O cobertor é curto e as mulheres sentem mais frio

A presidente Dilma e o governo federal estão ‘puxando a coberta’ para um lado. Resta aos trabalhadores, e em especial às organizações protagonizadas por mulheres, puxá-la para o outro.

Juliane Furno

Fonte: Brasil Debate
Data original da publicação: 22/09/2015

O ano de 2015 parece encerrar um ciclo no qual os governos PT desafiaram a máxima da ciência política, que afirmava a impossibilidade de distribuir ganhos sem gerar conflitos de classe.

A melhora no cenário internacional e a opção por um modelo – ainda que incompleto – de desenvolvimento aliando crescimento econômico, melhora nos indicadores do mercado de trabalho e políticas públicas foi possível por condições conjunturais que permitiram ao Brasil maximizar suas vantagens comparativas e auferir taxas maiores de crescimento.

Ademais, a passagem recente de um modelo neoliberal demasiadamente precarizador das condições de trabalho e emprego contribuiu para que o ambiente político e econômico dos anos 2000 – com queda no desemprego e reajustes salariais com aumento real – reestruturasse o mercado de trabalho e construísse uma percepção subjetiva de que rumávamos para um novo momento na trajetória de superação das desigualdades no Brasil.

O Brasil, no entanto, parece estar em novo caminho de inflexão da política econômica, privilegiando a riqueza financeira e penalizando os trabalhadores.

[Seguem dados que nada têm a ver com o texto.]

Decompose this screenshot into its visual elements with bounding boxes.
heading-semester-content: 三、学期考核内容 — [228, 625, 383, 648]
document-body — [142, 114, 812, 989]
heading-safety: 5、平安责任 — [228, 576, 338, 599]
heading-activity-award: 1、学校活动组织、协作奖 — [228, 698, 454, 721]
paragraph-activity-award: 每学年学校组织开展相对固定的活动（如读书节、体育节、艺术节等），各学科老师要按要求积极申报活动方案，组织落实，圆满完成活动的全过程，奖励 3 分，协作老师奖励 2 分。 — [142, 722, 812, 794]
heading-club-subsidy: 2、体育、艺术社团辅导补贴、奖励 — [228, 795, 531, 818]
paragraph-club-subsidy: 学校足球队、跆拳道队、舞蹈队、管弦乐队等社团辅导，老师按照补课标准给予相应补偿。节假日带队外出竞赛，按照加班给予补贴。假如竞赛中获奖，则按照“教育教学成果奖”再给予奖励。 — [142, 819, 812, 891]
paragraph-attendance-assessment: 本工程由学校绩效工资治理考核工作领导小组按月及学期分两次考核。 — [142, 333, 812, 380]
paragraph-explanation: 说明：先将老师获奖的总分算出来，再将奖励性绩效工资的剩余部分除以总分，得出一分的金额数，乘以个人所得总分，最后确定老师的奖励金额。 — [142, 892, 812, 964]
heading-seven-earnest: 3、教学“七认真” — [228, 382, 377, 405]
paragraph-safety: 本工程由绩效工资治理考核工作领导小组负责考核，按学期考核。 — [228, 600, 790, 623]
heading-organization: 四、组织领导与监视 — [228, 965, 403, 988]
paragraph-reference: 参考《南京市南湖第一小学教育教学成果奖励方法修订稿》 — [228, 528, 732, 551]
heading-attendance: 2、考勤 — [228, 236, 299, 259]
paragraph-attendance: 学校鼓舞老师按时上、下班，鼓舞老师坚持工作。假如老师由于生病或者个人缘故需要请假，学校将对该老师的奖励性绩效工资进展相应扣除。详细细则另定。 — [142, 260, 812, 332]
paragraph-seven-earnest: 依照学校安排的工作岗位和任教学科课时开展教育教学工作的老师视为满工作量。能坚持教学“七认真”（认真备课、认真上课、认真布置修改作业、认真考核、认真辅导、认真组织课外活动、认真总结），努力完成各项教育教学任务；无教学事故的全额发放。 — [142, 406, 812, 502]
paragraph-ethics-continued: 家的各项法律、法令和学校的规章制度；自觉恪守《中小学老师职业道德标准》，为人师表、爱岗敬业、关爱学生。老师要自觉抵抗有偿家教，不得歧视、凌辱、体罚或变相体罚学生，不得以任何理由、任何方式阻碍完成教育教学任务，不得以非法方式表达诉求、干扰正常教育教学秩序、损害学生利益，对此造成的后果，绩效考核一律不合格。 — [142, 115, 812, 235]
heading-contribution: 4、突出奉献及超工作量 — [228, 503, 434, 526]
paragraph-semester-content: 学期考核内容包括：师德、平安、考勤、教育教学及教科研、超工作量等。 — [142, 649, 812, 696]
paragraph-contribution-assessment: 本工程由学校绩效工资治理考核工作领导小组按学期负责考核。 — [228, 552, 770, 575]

Isso, somado à crise internacional pela qual o capital passa desde 2007, fez com que o nosso cobertor ficasse mais curto, em um período gelado da economia mundial.

O professor Armando Boito já falou que a opção conciliatória dos governos petistas esbarra em condicionantes estruturais que os impedem de avançar, qual seja: a manutenção de uma política econômica neoliberal, representada pelo tripé macroeconômico.

Nos períodos de crise, os trabalhadores têm pagado a conta. Dentre eles, as mulheres sentem os retrocessos de forma mais significativa e no curto prazo. Do ponto de vista subjetivo, com o aumento do desemprego, as mulheres são chamadas a “retornar ao lar”, aliviando a pressão sobre a taxa de desocupação.

Programas como “salário-família” e auxílio à saída do emprego para dedicar-se à maternidade já têm sido implementados em diversos países europeus. Nos recentes dados de 2015 percebe-se que as mulheres seguem com o maior percentual de desemprego, superando a média nacional e ficando em torno dos 9,8%.

O diferencial de rendimento entre homens e mulheres também caiu nessa última década, associado à maior presença de mulheres auferindo rendimentos vinculados ao salário mínimo. Com a queda do crescimento e as perspectivas de cortes de gastos, o hiato salarial tende a voltar aos mesmos patamares.

Os anunciados cortes de gastos públicos – em uma clara política pró-cíclica – também recaem de forma mais significativa sobre as mulheres, que sofrem com a diminuição dos equipamentos públicos e das políticas de transferência de renda.

O avanço das pautas conservadoras e precarizantes também tendem a atingir as mulheres de forma diferenciada, como é o caso da possível aprovação do PL da terceirização. As mulheres são mais atingidas que os homens pelo trabalho precário, ausência de regulação, frequentes disputas judiciais pelo pagamento de direitos e outros elementos flexibilizadores da terceirização.

Além disso, percebe-se que o emprego doméstico é altamente correlacionado com o crescimento econômico, ou melhor, com a falta dele.

Se a trajetória recente tem apontado queda do percentual absoluto de mulheres ocupadas no emprego doméstico (formal ou não), a queda na presença de jovens e o aumento do rendimento, o ano de 2015 já apresenta reversão desse quadro, aumentando o contingente de mulheres que, ao ficarem desempregadas, encontram no emprego doméstico uma forma de inserir-se no mercado de trabalho.

Enfim, o cobertor ficou curto e parece que a estratégia de manter um modelo de desenvolvimento associado à distribuição e ao não conflito chegou a fim.

A presidente Dilma e o governo federal de forma geral estão “puxando a coberta” para um lado. Resta aos trabalhadores, e em especial às organizações protagonizadas por mulheres – puxá-la para o outro. Nessa queda de braço, a direita ainda tenta “tirar a coberta”, em uma clara oposição ao Brasil.

Juliane Furno é graduada em ciências sociais pela UFRGS, mestranda em desenvolvimento econômico na Unicamp e militante do plebiscito constituinte do comitê Unicamp.